Identico beneficio traggono le entrate tributarie perché ad esempio una profilassi rabbia fatta da un veterinario pubblico è esente da iva, mentre il privato la applica, con conseguente entrata nelle casse pubbliche.

Volendo un sistema efficace di controlli sarebbe anche razionale prevedere che ci sia mobilità nei primi anni di assunzione dei nuovi “controllori”, in modo da garantire la necessaria indipendenza dai rapporti con il territorio e dare la possibilità di rotazione e concentrazione delle risorse nelle situazioni a più alto rischio.

La semplificazione resta una chimera, quasi tradita dal bisogno di trovare quacosa da fare da parte di tanta burocrazia. In questi anni si aggiungono nuovi adempimenti e nuovi costi, ma sembra che nessuno si interroghi sull’opportunità e l’interesse pubblico in certi settori come quello degli animali da compagnia. Saranno veramente utili, se non presentano risvolti concreti sulla salute pubblica?

Le spese veterinarie sono anche un costo importante in agricoltura, dove non beneficiano dell’IVA agevolata, riservata a tale settore produttivo strategico.
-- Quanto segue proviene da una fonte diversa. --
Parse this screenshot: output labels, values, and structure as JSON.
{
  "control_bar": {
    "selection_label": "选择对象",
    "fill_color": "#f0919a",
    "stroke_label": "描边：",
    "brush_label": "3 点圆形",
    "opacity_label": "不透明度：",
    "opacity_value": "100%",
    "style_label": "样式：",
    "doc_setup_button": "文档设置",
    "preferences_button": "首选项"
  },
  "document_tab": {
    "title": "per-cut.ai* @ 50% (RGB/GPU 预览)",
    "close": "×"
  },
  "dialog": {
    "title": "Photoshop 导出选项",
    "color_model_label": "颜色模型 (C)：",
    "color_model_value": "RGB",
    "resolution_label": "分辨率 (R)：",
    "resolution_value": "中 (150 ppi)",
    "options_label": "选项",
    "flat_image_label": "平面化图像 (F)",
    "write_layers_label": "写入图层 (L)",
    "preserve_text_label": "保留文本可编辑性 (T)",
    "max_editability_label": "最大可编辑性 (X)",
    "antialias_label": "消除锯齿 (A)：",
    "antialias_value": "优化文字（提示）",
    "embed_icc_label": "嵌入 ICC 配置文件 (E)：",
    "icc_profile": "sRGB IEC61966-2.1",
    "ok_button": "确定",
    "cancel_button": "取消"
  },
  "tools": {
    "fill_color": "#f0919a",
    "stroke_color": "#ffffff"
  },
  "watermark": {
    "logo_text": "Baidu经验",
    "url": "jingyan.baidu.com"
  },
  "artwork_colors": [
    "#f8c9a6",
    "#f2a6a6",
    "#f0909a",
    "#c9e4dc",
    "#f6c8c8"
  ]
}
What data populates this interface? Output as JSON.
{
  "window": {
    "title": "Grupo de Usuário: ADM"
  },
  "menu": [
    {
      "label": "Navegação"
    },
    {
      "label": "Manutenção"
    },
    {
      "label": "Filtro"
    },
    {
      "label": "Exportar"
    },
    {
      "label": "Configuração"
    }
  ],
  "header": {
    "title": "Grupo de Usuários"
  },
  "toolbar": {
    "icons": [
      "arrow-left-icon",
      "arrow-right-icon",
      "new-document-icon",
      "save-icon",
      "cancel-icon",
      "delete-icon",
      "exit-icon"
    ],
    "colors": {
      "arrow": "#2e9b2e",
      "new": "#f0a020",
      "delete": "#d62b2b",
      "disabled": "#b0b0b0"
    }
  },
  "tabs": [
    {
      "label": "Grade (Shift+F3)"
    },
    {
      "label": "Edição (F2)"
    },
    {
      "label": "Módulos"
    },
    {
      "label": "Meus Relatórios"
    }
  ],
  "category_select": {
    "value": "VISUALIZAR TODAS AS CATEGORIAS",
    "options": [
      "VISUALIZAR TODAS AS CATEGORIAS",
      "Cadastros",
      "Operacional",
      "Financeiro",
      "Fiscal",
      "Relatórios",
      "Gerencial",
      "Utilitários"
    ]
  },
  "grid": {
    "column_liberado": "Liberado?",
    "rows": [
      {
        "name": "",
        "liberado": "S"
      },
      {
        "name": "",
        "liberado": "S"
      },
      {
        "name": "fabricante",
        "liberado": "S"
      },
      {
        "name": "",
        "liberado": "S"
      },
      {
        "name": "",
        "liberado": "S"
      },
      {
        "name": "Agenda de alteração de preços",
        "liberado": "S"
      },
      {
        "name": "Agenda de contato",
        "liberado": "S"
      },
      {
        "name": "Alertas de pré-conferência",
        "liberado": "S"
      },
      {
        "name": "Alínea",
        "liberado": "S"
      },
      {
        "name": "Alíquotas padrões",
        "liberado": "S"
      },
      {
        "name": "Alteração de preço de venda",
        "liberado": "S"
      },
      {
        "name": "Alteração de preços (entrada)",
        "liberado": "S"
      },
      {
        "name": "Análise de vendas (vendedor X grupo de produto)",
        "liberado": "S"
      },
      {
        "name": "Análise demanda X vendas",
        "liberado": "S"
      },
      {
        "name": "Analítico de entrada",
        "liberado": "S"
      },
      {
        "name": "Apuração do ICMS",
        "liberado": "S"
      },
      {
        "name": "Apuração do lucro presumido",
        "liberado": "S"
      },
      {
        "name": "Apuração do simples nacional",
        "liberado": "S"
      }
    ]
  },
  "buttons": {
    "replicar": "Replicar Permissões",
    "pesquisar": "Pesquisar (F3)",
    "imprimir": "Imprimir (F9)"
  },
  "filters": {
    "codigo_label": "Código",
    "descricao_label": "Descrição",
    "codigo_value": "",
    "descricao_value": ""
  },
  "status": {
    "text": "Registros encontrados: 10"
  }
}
Ci aspettiamo inoltre che lo stato investa nell’informare i cittadini che l’animale da compagnia deve essere detenuto da chi se ne prende realmente la responsabilità, evitando che momentanei coinvolgimenti emotivi trasformino la scelta di un animale da parte del privato in un onere permanente per i Comuni e lo Stato. Abbiamo la metà dei proprietari che prestano cure veterinarie ai loro animali, rispetto alla Francia. Questo rappresenta un gap enorme, sintomo di scarsa consapevolezza relativa alla loro detenzione.

La pesante contrazione della spesa richiede anche maggior serietà nell’orientamento alle professioni. Laureare un veterinario rappresenta un costo enorme per lo Stato. Oggi chi consegue questa laurea difficilmente ripaga con le tasse tali costi; spesso anzi è costretto a portare la sua professionalità all’Estero. Meglio prevenire con informazione corretta a famiglie e studenti, che basarsi unicamente sui bisogni “produttivi” delle facoltà.